C’est elle, peut-être, qui fait résonner l’air somptueux du Tristan et Isolde
de Wagner. Tout comme c’est elle qui construit, avec le fils de Claire,
cette tente magique dans laquelle ils attendront la fin du monde. Tout
est dit ici : la mélancolique et l’enfant sont les deux seuls êtres du
film à n’être pas encore conditionnés par le système social. Les deux
seuls aussi à conserver en eux un imaginaire créateur.
« Et quand il eut dépassé le pont, les fantômes vinrent à sa rencontre [1] »
Si Lars von Trier n’avait plus à prouver qu’il était
maître dans l’art de la mise en espace, jamais, peut-être, il n’aura
atteint une telle maîtrise.
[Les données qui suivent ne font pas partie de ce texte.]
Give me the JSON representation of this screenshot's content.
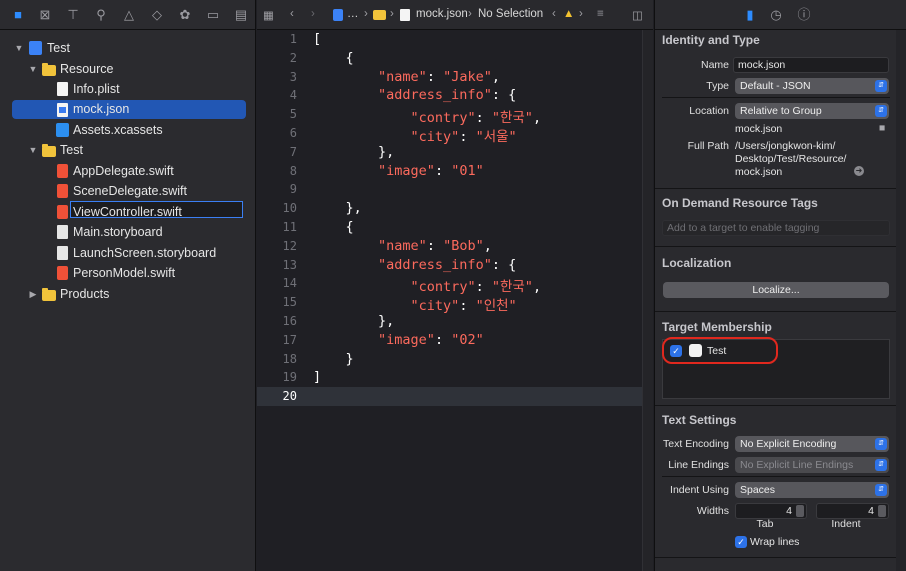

À l’intérieur d’un même décor, le
réalisateur construit deux espaces opposés. Melancholia
est un huis clos, ou plutôt deux huis clos dans un même lieu : le golf,
et surtout la riche demeure qui le surplombe. Comme dans les romans
gothiques puis romantiques, comme dans le cinéma expressionniste, la
demeure isolée s’avère être un piège, pour Justine dans la première
partie, pour Claire dans la seconde. Dans la première scène du film,
Justine, tout juste mariée, approche de la maison dans une limousine
blanche avec son époux : mais la voiture est bloquée à un virage, il est
impossible d’aller plus loin, il va falloir continuer le chemin seul, à
pied. C’est là le premier signe de la nature fantastique du lieu dans
lequel elle se rend. Songeons au passage de Hutter dans le domaine sur
lequel règne Nosferatu, dans le film de Murnau.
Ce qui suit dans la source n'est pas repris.